Though petrified wood is all but impervious to normal weather, the Sherman Logs, it turned out, got collected not a moment too soon. The Petrified Forest had survived the sieges of eons, but it was no match for the entrepreneurial and acquisitive spirit of Homo sapiens. News of the "stone trees" in Arizona Territory soon began to spread. And no wonder, if people saw the rock-candy descriptions like this one by touring German artist Baldwin Möllhausen, published in 1858: "Trees of all sizes lay irregularly scattered about. . . . great heaps of petrifications gleaming with such splendid colours that we could not resist the temptation" to break off a piece.
According to Maj. John Wesley Powell, later to become director of the U.S. Bureau of Ethnology at the Smithsonian, the Piute believed the petrified logs were spent arrow shafts sent by their thunder god, Shinauav. A few Indians had built dwellings from large blocks of petrified wood. Others chipped out tools and weapons--arrowheads and axes. One man's old dead tree, however, can be another man's fortune. In 1885 it was noted that foreigners had shown particular interest in the trees. An enterprising Russian dealer had paid $500 for a petrified log 28 inches in diameter and 30 inches long; he planned to slice it up to make tabletops. Material from the fallen groves was also snapped up for inlay, paneling, floor tiles, mosaics and jewelry.
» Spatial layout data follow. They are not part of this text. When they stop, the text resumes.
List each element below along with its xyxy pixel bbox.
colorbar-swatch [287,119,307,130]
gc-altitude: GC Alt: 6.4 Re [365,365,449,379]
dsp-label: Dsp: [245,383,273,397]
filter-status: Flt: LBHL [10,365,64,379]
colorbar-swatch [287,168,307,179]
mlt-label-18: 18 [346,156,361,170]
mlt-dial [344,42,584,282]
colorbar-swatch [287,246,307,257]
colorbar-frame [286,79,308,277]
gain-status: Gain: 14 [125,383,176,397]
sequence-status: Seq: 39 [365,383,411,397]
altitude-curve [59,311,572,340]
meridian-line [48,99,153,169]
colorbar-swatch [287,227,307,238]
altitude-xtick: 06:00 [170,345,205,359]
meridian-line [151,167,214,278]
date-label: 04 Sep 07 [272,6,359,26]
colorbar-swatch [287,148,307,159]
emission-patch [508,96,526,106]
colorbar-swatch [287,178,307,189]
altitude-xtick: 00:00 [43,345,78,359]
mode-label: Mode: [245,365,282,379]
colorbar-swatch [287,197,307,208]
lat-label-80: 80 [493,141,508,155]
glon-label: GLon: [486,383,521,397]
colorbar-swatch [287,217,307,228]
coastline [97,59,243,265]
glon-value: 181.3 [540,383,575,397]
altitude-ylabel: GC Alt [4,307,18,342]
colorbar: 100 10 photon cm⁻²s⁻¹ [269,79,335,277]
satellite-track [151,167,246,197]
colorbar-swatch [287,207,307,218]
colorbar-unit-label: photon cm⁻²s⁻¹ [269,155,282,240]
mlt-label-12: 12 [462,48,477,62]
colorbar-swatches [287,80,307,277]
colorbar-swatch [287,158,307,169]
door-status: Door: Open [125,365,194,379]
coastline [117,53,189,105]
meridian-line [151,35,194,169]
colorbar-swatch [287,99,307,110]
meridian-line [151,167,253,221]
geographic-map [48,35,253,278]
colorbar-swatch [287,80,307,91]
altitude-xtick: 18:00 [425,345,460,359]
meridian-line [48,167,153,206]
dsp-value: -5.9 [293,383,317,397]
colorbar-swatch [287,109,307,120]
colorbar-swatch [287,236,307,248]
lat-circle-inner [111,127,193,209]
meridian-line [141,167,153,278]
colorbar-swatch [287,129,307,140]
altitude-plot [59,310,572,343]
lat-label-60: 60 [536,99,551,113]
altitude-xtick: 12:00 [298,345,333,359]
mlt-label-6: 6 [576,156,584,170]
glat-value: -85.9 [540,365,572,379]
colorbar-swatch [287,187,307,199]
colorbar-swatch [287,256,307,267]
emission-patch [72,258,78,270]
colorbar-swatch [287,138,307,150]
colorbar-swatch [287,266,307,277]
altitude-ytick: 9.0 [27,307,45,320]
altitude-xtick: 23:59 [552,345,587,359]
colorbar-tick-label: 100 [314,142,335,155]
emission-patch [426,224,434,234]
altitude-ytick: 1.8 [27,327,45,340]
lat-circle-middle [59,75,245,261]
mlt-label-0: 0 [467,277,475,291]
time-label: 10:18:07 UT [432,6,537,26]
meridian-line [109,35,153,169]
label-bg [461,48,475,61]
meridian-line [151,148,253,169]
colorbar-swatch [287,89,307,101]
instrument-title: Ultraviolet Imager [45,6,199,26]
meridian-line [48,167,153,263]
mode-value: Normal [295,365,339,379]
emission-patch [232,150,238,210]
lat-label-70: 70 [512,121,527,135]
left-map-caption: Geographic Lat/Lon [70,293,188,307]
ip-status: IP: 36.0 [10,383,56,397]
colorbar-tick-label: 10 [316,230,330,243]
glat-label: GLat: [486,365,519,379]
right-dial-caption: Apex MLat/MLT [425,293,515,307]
Heavier inroads on the precious supply of ex-wood were soon to come. Drake & Co. of Sioux Falls, South Dakota, had trunks hauled out of the forest so chunks could be turned into mantels, clock cases, pedestals, paperweights and other articles of agatized wood for Tiffany & Co. and other eager clients.
The Armstrong Abrasive Company of Denver got the idea of grinding up these trunks to make emery. Armstrong moved its Chicago plant to Adamana, Arizona, a stop on the new railroad line. (Adamana got its name from the only man living there, one Adam Hanna, who prospered as a guide for souvenir- hunting parties bound into remote parts of the Petrified Forest.)
By 1899 a U.S. Geological Survey report declared that if something wasn't done about the situation soon, the ancient forest would go to as "virtual extinction as the buffalo." Seven years later Teddy Roosevelt made the area a national monument, but only in 1962, under President John F. Kennedy, did the Petrified Forest finally become a national park.
Ancient trees like those in Arizona tell us a good deal about the now-lost world in which they flourished. Though they are as hard as quartz, they are pockmarked with telltale signs of life. We can see the tunnels where ancient insects bored into them. Geologist Tim Demko and his colleagues have found hundreds of fossilized hives in the trees, suggesting that an insect resembling the modern bee may have been buzzing about 100 million years before flowers came into existence. These finds, in addition to much fossil evidence of other plants and a variety of animals, have led scientists to conjure up the vision of an entire ecosystem.
Today, the research continues. But its subject matter, apparently, is still disappearing. Despite a guard force of seven National Park Service rangers, and fences, warning signs and the threat of a $275 fine, about 12 to 14 tons of the fossil wood disappears from the Petrified Forest every year. The culprits, according to Chief Ranger Pat Quinn, are usually "your everyday honest visitors" seeking souvenirs.